大数据Spark学习:Scala基础第一课
Posted
tags:
篇首语:本文由小常识网(cha138.com)小编为大家整理,主要介绍了大数据Spark学习:Scala基础第一课相关的知识,希望对你有一定的参考价值。
计划:
阶段1:
精通Spark内核
阶段2:
精通千万级的项目
阶段3:
机器学习
JAVA本身不是伟大的语言,伟大的是JVM,构件分布式平台什么的,依赖的是JVM,不一定要JAVA语言
可认为Scala是JAVA的升级语言,JAVA是支持面向对象的语言,而非纯面向对象的语言。Scala是一切皆对象, 是纯面向对象语言。面向对象结合函数式编程。
不可变变量声明val result = 10+2 不可再次赋值,分布式数据的时候,传输数据、校验数据等不想改变这个数据
可变变量var name = "Spark" 这个是可变的,可以再次赋值
建议首先用val,没办法的时候才用var
不指定类型可根据只自动识别,也可指定类型
var name:String = "Spark"
一旦指定类型了,赋值只能赋值指定类型的子类型
也可一次性赋值多个
val age1,age2,age3 = 0
一切皆对象的理解,最基本数据也是对象:
scala> 0.to(5)
res4: scala.collection.immutable.Range.Inclusive = Range(0, 1, 2, 3, 4, 5)
scala> 1+1
res5: Int = 2
scala> 1.+(1)
warning: there were 1 deprecation warning(s); re-run with -deprecation for detai
ls
res6: Double = 2.0
其中的+其实是方法
scala> import scala.math._
import scala.math._
scala> min(20,4)
res8: Int = 4
=========apply=======
scala> val array = Array(1,2,3,4)
array: Array[Int] = Array(1, 2, 3, 4)
scala> array
res11: Array[Int] = Array(1, 2, 3, 4)
scala> val arr = Array.apply(1,2,3,4)
arr: Array[Int] = Array(1, 2, 3, 4)
scala> arr
res12: Array[Int] = Array(1, 2, 3, 4)
=========表达式if=======
scala> val age = 19
age: Int = 19
scala> if(age>=18)"adult" else "child"
res14: String = adult
=========表达式块=======
scala> val result = if(age>=18) {
| "adult"
| }else{
| "child"
| }
result: String = adult
scala> var buffered = 0
buffered: Int = 0
scala> val result = if(age>=18){
| "adult"
| }
result: Any = adult
scala> val result = if(age>=18){
| "adult"
| buffered = 10
| buffered
| }
<console>:13: warning: a pure expression does nothing in statement position; you
may be omitting necessary parentheses
"adult"
^
result: AnyVal = 10
Scala的最后的代码快的值就是返回值
=========打印,换行、占位符等=======
scala> println("Spark")
Spark
scala> print("Spark")
Spark
scala> print("\nSpark")
Spark
scala> printf(" %s is the future of big data computation framework", "Spark")

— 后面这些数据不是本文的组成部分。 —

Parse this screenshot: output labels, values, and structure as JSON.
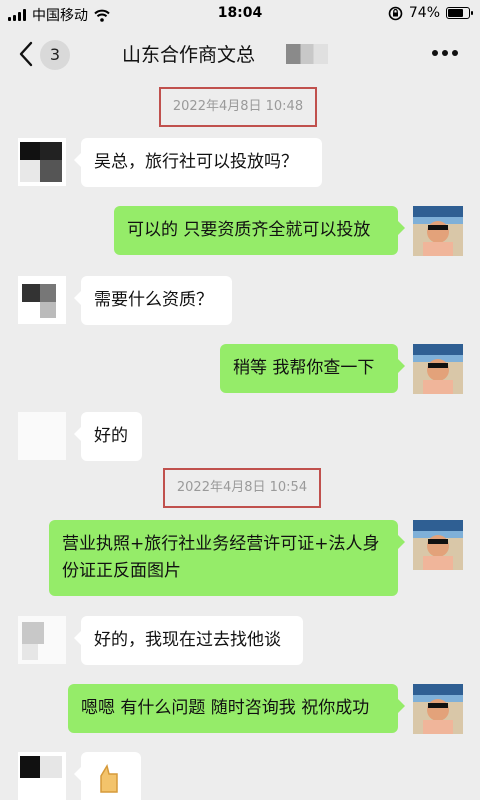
{
  "status_bar": {
    "carrier": "中国移动",
    "time": "18:04",
    "battery": "74%",
    "battery_level": 0.74
  },
  "header": {
    "back_count": "3",
    "title": "山东合作商文总"
  },
  "timestamps": [
    "2022年4月8日 10:48",
    "2022年4月8日 10:54"
  ],
  "messages": [
    {
      "side": "in",
      "text": "吴总，旅行社可以投放吗？"
    },
    {
      "side": "out",
      "text": "可以的 只要资质齐全就可以投放"
    },
    {
      "side": "in",
      "text": "需要什么资质？"
    },
    {
      "side": "out",
      "text": "稍等 我帮你查一下"
    },
    {
      "side": "in",
      "text": "好的"
    },
    {
      "side": "out",
      "text": "营业执照+旅行社业务经营许可证+法人身份证正反面图片"
    },
    {
      "side": "in",
      "text": "好的，我现在过去找他谈"
    },
    {
      "side": "out",
      "text": "嗯嗯 有什么问题 随时咨询我 祝你成功"
    }
  ],
  "icons": [
    "back-arrow-icon",
    "more-dots-icon",
    "wifi-icon",
    "rotation-lock-icon",
    "battery-icon",
    "signal-icon"
  ]
}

Spark is the future of big data computation framework
scala> printf(" %s is the future of big data computation framework \n ", "Spark
")
Spark is the future of big data computation framework
=========readLine=======
scala> readLine
res21: String = ss
scala> readLine(" Please input you password: ")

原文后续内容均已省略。